Intuition: When \(\hat{x}_{t-1}\) and \(\hat{x}_t\) cross a semantic boundary (between morphemes/words/phrases), their projections diverge in latent space, resulting in low cosine similarity and a high boundary probability \(p_t\). Setting \(p_1 = 1.0\) ensures the sequence starts at a boundary. The downsampler directly retains vectors where \(b_t{=}1\) and discards others (simpler and more effective than mean/max pooling or cross-attention), compressing \(\hat{x}^s\) into \(x^{s+1}\).

3. Smoother + STE Upsampler: Making Discrete Chunking Differentiable

Discrete boundary selection interrupts gradients, a major challenge for end-to-end chunking.
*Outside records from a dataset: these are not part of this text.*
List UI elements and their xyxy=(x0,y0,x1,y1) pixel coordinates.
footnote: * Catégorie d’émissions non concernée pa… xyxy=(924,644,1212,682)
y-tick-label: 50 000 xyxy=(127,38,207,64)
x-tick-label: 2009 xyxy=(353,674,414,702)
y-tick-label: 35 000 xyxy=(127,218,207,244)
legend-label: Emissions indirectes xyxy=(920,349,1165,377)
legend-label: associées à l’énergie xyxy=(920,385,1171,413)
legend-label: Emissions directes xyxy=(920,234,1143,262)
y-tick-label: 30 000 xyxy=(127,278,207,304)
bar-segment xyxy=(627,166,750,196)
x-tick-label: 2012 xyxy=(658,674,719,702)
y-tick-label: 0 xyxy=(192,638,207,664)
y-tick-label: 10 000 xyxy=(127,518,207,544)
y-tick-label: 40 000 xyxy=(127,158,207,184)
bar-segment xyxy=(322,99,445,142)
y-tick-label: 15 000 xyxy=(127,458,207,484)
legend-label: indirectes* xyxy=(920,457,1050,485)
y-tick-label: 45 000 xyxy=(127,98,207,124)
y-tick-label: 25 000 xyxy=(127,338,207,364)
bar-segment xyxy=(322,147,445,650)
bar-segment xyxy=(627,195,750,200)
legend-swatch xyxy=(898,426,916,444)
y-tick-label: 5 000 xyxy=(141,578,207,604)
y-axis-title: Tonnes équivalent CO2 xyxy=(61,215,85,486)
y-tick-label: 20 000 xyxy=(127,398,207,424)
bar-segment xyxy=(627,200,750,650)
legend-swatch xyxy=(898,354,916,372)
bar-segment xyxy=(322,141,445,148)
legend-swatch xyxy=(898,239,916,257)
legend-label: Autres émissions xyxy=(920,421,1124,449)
The dechunking layer uses two techniques to restore gradient flow. The smoother performs Exponential Moving Average (EMA) interpolation on the main network output \(\hat{z}_t\): \(\bar{z}_t = P_t \hat{z}_t + (1-P_t)\bar{z}_{t-1}\). This softens "uncertain boundaries" using router confidence \(P_t\), significantly improving learnability. The upsampler then recovers the original resolution, using a straight-through estimator (STE) to connect router confidence back to the gradient map. By defining \(c_t = p_t^{b_t}(1-p_t)^{1-b_t}\) and \(\mathrm{STE}(c_t) = c_t + \mathrm{stopgradient}(1-c_t)\), the router's boundary decisions receive gradients from the final loss without altering forward reconstruction.

4. Ratio Loss: Reaching Target Compression Rates

Without constraints, the model could collapse into trivial solutions: keeping all vectors or discarding too many. Borrowing from MoE load balancing, the authors add a ratio loss:

\[L_{\text{ratio}} = \frac{N}{N-1}\big((N-1)FG + (1-F)(1-G)\big),\quad F = \frac{1}{L}\sum_t b_t,\ G = \frac{1}{L}\sum_t p_t\]

\(F\) is the actual proportion of selected vectors (non-differentiable), and \(G\) is the average boundary probability (differentiable). \(N\) controls the target compression rate. Although \(F\) is not differentiable, the network is pushed toward the target rate through the continuous feedback of \(G\).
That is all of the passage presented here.